"But the fruit of the Spirit is love, joy, peace, forbearance, kindness, goodness, faithfulness, gentleness and self-control." -Galatians 5:22-23
With every new year comes those dreaded resolutions. Each year we want a better us, we want to better ourselves and our lives. And as midnight strikes on January 1st and after the kisses are planted you start to hear these goals that we make for ourselves. You know what I'm talking about.....I want to lose weight, I am going to spend more time with my family, I am going to get a better job or go back to school. But as the days, weeks and months roll by we seem to lose sight of those goals that we had set not too long ago. It's not like they leave us, they are still there but just tucked away somewhere for safe keeping. And when December 31st of that year rolls around we end up making the same promises to ourselves.

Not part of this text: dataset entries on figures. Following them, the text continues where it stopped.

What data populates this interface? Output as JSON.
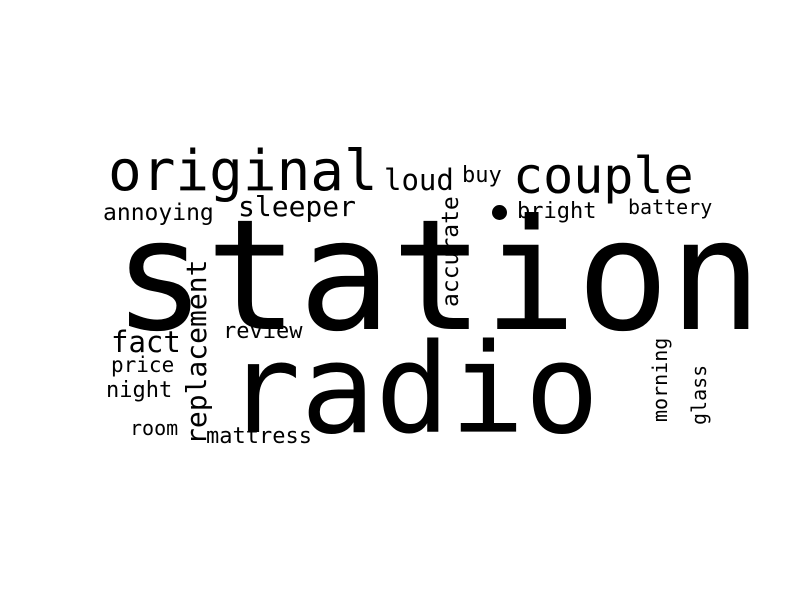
{
  "words": {
    "station": "station",
    "radio": "radio",
    "original": "original",
    "couple": "couple",
    "loud": "loud",
    "buy": "buy",
    "sleeper": "sleeper",
    "annoying": "annoying",
    "accurate": "accurate",
    "bright": "bright",
    "battery": "battery",
    "replacement": "replacement",
    "fact": "fact",
    "review": "review",
    "price": "price",
    "night": "night",
    "room": "room",
    "mattress": "mattress",
    "morning": "morning",
    "glass": "glass"
  },
  "colors": {
    "text": "#000000",
    "background": "#ffffff"
  }
}
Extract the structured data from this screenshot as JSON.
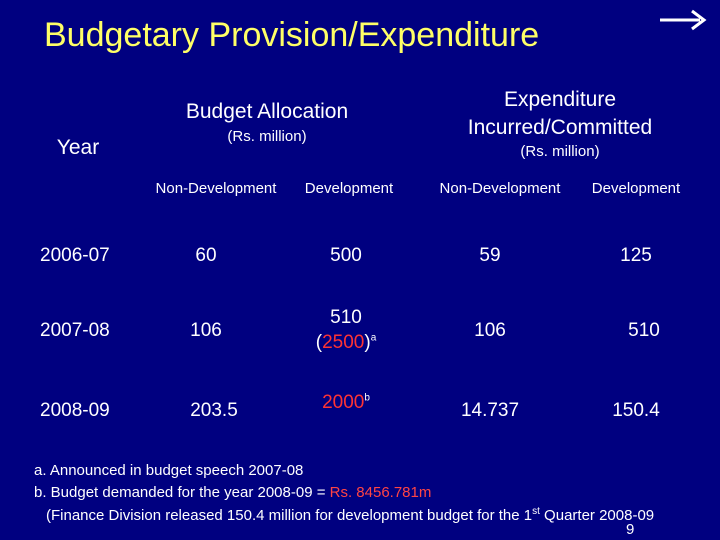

Two years ago I decided I'm not making New Years resolutions anymore. They are just setting me up for disappointment. I mean really who isn't disappointed when they think of everything they had promised the year before and then take a look a their life a year later and hardly anything has changed? I'm tired of that so instead of resolutions I have started listing "hopes" for the year to come.
My number one hope for last year was this....." I want a closer relationship with God. This was one that I had last year and it's going to be at the top of my list for ever and ever. I want to learn more and get to know Him more. One way I did this in the past year was attending church, prayer, conferences, reading (bible and devotionals), talking with others..etc. For this year I will continue to do all of those things but this coming Sunday I'm joining the church that I have been attending. We all need a church home. I love this church and want to become more involved and this is my first step in doing so. I'm very excited =)"
And you know what last year I did all of that, but I still have SOOOOO much to learn. I have been a member of ELFB for a year now and I love it!! I have made some wonderful friends and leaders. And this year still I want to become more plugged in than I was this past year. I'm still a baby as far as knowledge about Him goes. So this year again that is one of my hopes.
But I'm taking it a step further this year. My hope while learning more about Him and His word will also be to be more LIKE Him. He gave us a human example to follow and that was Jesus. Yes I know Jesus was the perfect man, but shouldn't we strive to be like that? No we are never going to be perfect, but God already knows that. And in John 14:6 Jesus said"I am the way and the truth and the life. No one comes to the Father except through me." So see even Jesus himself tells us that he is the only way to get to God. And once we accept them in our hearts and start living the life as we were intended to live it we are never going to be truly happy.
As teens we want to be rebels and do whatever it is that we think is going to make US happy. Normally these things go against God's plans for us. But God gave us free will. And so we have the option to come to Him or pull away from Him. Isn't it funny how when we pull away from Him and take him out of that #1 spot in our lives how messy our lives become. And you develop this rough and tough heart and outlook on life. BUT when you ask Jesus in to your heart and start to live the life that God wants you to live your heart all the sudden become lighter and more joyful. But that's one of God's promises to you. Ezekiel 36:26 says "I will give you a new heart and put a new spirit in you; I will remove from you your heart of stone and give you a heart of flesh." Isn't that awesome?!?! I love that promise for a Jesus lovin' heart!
But another thing the Bible tells us is that when we have a Jesus heart we will be filled with the fruits of the Spirit. And in Galatians 5:22-23 it tells us that those fruits are "love, joy, peace, forbearance, kindness, goodness, faithfulness, gentleness and self-control". And this is what I mean when I say I want to be like Him! I want these fruits to ooze from my pores. HAHA, now that I read that again it sounds nasty but that's what I want. When someone sees me these are the words I want them to think not "Debbie Downer" ones. I want to be the person that HE wants me to be and He is telling me that these are the characteristics He wants me to have. So this year I'm going to be praying for less of my heart and for more of His. With my stoney heart changing so will my attitude and my actions, but all for the better.
Will you take this challenge with me??